Our analysis of NDT measurements collected from the Milan metropolitan area between 1st January 2020 to 15th June 2020 suggests that there is a correlation between reduced network performance (i.e. reduced download and upload speeds) measured using NDT and the peak of the COVID-19 pandemic in Italy (which may have resulted in increased internet use and congestion because of people working from home, studying from home, or more generally streaming videos from home during the lockdown).

More specifically, we observe a surge in the volume of NDT tests run following the announcement of north Italy’s “red zone” in February 2020, as well as a larger spike following the nationwide lockdown on 10th March 2020. Throughout the lockdown, more than double the amount of NDT tests (in comparison to previous months) were run from northern Italy, but we observe reduced download and upload speeds during this period. Following the lifting of the nationwide lockdown in June 2020, we observe speeds in line with pre-lockdown results.
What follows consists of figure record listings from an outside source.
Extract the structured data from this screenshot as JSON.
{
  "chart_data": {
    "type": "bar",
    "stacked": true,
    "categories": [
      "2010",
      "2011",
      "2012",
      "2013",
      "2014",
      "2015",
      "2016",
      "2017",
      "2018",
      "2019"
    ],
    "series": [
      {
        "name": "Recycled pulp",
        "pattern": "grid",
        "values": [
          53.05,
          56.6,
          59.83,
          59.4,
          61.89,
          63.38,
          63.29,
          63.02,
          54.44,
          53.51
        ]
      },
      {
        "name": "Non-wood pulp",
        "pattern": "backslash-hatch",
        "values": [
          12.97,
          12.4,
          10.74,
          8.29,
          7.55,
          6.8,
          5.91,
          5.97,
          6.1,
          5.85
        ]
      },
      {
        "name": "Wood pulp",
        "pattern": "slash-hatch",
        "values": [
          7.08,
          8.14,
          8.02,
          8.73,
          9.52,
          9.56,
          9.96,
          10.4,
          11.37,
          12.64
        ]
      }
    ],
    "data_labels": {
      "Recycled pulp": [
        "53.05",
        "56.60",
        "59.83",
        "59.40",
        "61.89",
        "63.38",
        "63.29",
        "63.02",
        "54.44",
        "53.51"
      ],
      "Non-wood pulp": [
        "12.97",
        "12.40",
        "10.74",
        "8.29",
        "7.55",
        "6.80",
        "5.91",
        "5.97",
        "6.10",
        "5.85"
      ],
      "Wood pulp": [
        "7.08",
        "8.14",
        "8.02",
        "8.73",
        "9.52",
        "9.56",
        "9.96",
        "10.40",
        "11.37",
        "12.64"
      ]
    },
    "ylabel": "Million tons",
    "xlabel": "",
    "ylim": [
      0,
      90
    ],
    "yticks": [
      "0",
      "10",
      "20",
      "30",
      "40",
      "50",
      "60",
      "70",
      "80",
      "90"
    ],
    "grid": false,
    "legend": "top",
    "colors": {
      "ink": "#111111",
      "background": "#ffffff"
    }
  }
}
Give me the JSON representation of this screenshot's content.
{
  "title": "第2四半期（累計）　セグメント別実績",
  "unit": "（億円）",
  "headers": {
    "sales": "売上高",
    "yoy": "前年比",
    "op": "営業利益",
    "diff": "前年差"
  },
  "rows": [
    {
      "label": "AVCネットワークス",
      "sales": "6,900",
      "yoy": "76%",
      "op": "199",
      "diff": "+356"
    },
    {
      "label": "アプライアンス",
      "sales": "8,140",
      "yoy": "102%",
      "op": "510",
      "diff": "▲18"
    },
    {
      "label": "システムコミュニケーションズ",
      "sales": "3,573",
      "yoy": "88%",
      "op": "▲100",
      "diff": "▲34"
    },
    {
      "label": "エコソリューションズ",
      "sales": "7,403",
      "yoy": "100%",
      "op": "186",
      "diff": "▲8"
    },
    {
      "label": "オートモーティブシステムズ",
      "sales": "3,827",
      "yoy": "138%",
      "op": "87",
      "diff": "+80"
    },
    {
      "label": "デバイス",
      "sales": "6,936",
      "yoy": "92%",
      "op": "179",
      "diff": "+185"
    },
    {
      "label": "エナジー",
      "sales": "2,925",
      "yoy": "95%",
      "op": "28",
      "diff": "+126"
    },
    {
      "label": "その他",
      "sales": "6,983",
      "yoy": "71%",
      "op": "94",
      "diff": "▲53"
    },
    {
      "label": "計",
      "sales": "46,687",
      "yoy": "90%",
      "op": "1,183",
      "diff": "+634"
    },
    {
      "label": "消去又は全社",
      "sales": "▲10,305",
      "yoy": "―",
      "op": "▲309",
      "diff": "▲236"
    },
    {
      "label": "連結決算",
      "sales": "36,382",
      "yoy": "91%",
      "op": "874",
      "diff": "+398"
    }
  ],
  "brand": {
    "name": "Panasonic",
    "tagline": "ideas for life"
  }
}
As the available measurements suggest that there may be a correlation between increased internet use and reduced network performance, they highlight the need to invest in internet infrastructure that is more robust and sustainable in the long-term. They also highlight the need for more longitudinal measurements collected from more stable vantage points to improve our understanding of network performance issues.

Running NDT tests every day, regardless of your experience of your internet connection, is important, because the results are openly published, enabling researchers and technologists to better understand issues around network performance and build solutions. You can run NDT and contribute measurements on network performance through the OONI Probe apps or by deploying the Murakami tool in a Docker container.